O primeiro Grupo fundado foi o nº 5 “Infante Dom Henrique” do qual era chefe António J. Caíres, Júlio Armando Figueira e João Viríssimo Nunes, José Vieira da Luz, José Damião Gomes Henriques, Humberto O. Pereira, João Eurico Abreu Gomes, Fernão Henriques Cunha, António Soares Passos Júnior, Jaime Ramos, Vasco Gonçalves, António Figueira de Sousa, Luiz Freitas Ferraz, João Soares Júnior, Carlos de Sena Freitas, Alberto Figueira Gomes, Mário Aurélio Rodrigues, António Melim, Francisco Deus Abreu Gomes, Carlos Gomes Henriques, João Nóbrega Santos Pontes, Carlos Armando Figueira, António Tiburcio Figueira, João de Freitas Pestana, José Fernandes Relva, Armando Machado e João Semião Santos, João Sabino.
Desde então foram surgindo outros grupos como o n.º 55 na Freguesia de S. Roque, que foi fundado na década de 40. A sede deste Grupo era numa dependência da própria Igreja.
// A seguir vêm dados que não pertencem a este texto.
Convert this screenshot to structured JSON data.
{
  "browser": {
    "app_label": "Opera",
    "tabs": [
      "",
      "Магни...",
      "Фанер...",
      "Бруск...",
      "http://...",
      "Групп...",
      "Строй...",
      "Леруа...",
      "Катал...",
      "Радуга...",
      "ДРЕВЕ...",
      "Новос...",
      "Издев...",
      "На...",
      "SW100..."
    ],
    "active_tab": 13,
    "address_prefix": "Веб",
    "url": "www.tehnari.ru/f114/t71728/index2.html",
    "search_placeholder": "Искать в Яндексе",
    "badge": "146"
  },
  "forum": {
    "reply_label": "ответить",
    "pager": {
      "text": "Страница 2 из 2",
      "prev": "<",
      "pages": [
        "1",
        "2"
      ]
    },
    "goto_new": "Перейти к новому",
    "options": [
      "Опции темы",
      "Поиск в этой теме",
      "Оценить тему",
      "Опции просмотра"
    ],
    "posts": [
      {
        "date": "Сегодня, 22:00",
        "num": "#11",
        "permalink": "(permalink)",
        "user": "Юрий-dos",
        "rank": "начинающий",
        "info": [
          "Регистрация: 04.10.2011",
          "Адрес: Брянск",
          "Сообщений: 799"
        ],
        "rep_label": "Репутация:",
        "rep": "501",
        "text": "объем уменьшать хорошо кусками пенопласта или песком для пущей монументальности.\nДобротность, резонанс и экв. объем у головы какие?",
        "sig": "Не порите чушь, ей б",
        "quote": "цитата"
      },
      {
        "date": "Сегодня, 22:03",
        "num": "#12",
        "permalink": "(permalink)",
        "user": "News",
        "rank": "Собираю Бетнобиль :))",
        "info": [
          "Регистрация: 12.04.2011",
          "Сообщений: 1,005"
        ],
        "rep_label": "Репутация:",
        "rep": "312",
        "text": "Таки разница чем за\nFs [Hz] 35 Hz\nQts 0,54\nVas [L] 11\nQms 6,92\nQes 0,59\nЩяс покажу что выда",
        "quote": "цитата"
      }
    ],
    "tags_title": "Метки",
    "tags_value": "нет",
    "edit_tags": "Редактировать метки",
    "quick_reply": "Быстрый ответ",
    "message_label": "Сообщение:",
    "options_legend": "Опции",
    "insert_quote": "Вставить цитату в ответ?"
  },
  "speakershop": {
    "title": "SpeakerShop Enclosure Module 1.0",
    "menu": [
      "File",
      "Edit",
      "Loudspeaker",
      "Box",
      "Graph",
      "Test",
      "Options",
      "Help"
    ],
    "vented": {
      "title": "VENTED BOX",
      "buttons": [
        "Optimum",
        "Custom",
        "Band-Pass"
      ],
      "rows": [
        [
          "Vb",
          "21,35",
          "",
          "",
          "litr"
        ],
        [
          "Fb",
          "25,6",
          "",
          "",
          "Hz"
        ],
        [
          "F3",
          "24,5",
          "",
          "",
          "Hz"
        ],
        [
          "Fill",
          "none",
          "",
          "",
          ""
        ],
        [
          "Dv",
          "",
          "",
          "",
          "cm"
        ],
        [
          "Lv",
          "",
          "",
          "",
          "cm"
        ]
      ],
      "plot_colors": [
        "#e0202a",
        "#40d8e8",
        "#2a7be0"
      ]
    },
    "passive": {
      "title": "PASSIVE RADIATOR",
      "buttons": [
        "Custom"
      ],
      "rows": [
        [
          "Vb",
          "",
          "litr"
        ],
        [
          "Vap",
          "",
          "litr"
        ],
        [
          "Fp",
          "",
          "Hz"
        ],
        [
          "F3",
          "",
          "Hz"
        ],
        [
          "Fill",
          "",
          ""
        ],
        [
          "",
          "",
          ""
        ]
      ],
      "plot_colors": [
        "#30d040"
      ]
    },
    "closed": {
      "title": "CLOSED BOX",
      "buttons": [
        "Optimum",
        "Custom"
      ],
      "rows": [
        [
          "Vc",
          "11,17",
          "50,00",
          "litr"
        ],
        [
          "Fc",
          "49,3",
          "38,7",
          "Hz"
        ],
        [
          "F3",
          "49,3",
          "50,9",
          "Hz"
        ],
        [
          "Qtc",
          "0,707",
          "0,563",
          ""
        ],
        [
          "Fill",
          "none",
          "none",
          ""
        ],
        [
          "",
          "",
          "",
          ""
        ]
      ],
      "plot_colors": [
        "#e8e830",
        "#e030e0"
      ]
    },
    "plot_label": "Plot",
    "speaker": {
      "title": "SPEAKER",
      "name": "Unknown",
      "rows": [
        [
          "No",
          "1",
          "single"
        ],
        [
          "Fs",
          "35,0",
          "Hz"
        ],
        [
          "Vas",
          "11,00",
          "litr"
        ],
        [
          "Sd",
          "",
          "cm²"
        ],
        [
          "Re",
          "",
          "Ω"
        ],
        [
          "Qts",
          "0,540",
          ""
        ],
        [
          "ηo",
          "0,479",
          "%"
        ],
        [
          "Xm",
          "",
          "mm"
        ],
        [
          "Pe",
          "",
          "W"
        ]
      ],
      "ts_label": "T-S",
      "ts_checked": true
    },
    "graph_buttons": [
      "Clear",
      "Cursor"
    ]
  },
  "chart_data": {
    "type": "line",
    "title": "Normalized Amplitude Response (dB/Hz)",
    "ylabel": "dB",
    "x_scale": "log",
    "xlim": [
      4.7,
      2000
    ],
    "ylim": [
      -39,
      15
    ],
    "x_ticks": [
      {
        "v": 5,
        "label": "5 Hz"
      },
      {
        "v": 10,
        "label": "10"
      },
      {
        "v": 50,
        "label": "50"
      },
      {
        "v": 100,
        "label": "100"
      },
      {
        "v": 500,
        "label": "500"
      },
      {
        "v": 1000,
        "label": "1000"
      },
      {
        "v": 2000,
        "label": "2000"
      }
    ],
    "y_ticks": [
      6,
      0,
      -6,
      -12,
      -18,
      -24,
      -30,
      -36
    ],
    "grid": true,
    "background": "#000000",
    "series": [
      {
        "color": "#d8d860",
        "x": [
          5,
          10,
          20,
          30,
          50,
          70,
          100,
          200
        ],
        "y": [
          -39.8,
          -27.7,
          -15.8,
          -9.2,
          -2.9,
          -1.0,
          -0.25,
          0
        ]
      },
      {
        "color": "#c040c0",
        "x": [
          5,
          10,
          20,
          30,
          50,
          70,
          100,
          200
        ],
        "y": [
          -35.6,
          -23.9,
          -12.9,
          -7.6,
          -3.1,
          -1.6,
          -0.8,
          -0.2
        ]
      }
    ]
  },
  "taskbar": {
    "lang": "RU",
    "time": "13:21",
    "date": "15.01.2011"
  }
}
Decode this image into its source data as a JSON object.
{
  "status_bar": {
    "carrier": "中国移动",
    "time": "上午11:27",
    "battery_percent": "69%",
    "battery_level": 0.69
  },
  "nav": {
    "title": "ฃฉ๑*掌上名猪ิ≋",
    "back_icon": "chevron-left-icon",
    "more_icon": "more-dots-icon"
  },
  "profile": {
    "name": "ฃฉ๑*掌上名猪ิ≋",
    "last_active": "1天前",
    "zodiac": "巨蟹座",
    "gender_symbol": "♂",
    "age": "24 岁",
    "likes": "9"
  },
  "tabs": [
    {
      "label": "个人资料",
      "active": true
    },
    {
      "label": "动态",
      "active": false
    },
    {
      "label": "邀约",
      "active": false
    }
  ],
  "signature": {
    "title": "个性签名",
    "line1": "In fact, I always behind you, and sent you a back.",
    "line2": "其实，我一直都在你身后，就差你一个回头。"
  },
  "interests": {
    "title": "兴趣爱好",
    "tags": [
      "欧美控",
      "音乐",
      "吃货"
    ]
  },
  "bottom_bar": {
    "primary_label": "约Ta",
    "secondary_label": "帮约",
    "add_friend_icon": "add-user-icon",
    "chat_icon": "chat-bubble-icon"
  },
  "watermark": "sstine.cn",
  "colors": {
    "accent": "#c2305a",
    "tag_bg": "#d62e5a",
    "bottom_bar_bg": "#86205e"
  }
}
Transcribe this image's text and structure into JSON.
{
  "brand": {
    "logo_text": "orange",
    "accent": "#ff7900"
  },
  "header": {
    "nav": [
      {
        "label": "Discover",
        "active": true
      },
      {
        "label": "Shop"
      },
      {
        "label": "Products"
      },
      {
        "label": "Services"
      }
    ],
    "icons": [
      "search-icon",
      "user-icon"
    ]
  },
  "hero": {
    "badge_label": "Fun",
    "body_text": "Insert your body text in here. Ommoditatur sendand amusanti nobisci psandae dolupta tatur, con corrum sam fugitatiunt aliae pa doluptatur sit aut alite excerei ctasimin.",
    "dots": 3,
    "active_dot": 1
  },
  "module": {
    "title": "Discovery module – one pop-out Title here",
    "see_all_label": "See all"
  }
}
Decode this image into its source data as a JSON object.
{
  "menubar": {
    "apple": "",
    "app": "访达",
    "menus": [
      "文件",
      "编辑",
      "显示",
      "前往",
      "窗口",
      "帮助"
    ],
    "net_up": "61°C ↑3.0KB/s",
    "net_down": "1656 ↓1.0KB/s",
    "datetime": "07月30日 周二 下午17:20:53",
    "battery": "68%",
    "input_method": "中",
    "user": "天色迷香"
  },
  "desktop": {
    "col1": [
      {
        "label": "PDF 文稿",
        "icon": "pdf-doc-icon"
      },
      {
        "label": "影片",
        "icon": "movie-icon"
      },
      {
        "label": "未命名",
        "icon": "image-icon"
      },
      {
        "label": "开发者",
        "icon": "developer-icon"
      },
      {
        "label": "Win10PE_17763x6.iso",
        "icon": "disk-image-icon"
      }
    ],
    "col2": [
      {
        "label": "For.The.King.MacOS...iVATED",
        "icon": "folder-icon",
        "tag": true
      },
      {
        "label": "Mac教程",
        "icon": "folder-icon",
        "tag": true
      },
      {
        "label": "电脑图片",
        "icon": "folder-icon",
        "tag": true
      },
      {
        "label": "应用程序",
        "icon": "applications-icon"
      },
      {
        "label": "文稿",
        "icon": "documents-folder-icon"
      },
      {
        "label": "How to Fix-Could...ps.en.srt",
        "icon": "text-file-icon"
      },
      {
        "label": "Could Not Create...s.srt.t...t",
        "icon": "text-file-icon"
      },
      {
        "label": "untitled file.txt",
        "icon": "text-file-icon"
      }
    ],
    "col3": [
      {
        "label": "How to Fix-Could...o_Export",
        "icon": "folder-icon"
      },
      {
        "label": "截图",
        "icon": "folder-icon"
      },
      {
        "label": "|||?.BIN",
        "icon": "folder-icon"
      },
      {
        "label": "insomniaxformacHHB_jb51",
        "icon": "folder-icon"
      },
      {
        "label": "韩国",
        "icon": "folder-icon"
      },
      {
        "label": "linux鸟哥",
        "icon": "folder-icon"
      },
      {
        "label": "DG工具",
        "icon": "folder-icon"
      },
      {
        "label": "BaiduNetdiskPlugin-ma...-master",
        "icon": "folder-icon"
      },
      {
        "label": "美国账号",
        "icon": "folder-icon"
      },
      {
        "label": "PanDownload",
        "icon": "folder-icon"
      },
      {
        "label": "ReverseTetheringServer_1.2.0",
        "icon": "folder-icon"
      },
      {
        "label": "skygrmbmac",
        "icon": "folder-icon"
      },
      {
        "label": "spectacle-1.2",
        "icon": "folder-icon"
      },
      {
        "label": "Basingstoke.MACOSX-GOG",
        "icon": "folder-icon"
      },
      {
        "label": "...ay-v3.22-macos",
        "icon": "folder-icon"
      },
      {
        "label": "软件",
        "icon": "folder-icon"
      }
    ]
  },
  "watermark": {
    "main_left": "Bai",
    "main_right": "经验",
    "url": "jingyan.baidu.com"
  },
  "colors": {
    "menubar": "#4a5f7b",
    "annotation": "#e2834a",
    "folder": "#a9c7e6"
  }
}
O clã n.º 72, fundado igualmente na década de 40 tendo à frente o dirigente Aurélio Palermo cuja Sede era na Rua do Seminário no Funchal e Freguesia da Sé - Funchal. O grupo n.º 76 - São Gonçalo, com patrulhas em Porto Santo e Caniço, o n.º 88 em Santa Maria Maior – Socorro, surgindo também as Alcateias que eram unidades destinadas apenas a crianças com idades compreendidas entre os 6 e os dez anos. Os denominados Grupos destinavam-se a jovens das idades de 11 aos 16 anos e os Clãs destinados a jovens de idades compreendidas entre os 17 e os 25 anos de idade desde que solteiros sendo denominados de Caminheiros. O n.º 148 em S. Pedro - Funchal em 1962. Desde então os Grupos foram, por alteração dos estatutos e de nova regulamentação, constituídos em Agrupamentos aglutinando assim a Alcateia, o Grupo e o Clã dentro da mesma freguesia. Portanto que o Grupo n.º 5 é hoje conhecido como o Agrupamento 215.
Em 1940 regista-se na História do Escutismo Madeirense uma carta de Baden Powell assinada pelo próprio e dirigida ao Chefe do Grupo n.º 88, Adelino Rodrigues, cujo teor aqui se reproduz. Já em 1931 B-P havia passado pela Madeira onde foi recebido e aclamado pelos Escuteiros de então.
Novos Agrupamentos como os Escuteiros Marítimos que lhes foi atribuído o nº 217 – de realçar que o Escutismo Marítimo na Região teve inicio em 1953, tendo nascido no seio do Clã n.º 72, uma patrulha marítima onde faziam parte os Caminheiros Victor Caíres, Cruz, Sílvio, Maurílio e Sérgio Alves – o n.º 217, 235, 238, 420, 432, 571, 825.
O Escutismo até 1965 era apenas para jovens do sexo masculino mas, as jovens raparigas manifestavam insistentemente desejo de serem elas também Escuteiras e partilhar das mesmas actividades que os rapazes. Embora tenha havido grande resistência por parte da Associação e informando-as de que havia uma Associação destinada às raparigas como por exemplo a A.G.P - Associação de Guias de Portugal mas as jovens não aceitaram pois desejavam estar lado a lado com os rapazes e praticar actividades de igual para igual. Havia alguns receios na época por parte das chefias, pois era necessário para o efeito preparar Dirigentes para que a co-educação se pudesse tornar realidade e o facto é que foi tanta a persistência das meninas, que provocou a admissão de raparigas.
Muitos jovens passaram pelo CNE na Madeira, muitos ainda cá se encontram neste momento, e muitos mais virão a seguir, dando continuidade ao trabalho iniciado há oitenta anos.
O último Jamboree da Madeira foi realizado no ano de 1994.  
A Região Escutista da Madeira abrange os limites da Diocese do mesmo nome, ou seja todo o arquipélago de que se destacam as ilhas da Madeira e Porto Santo, as duas que são habitadas.
Facto digno de relevo foi a visita, em 9 de Julho de 1931, do Chefe Mundial do Escutismo Lord Robert Baden-Powell, de passagem pela Madeira. Recebido pela chefia regional, manifestou-lhe as melhores impressões do escutismo local, bem elucidativas na sua mensagem que abaixo se transcreve:

“Fiquei hoje encantado com a apresentação e a disciplina dos escuteiros da Madeira e desejo-lhes todos os sucessos e «bom acampamento» ”.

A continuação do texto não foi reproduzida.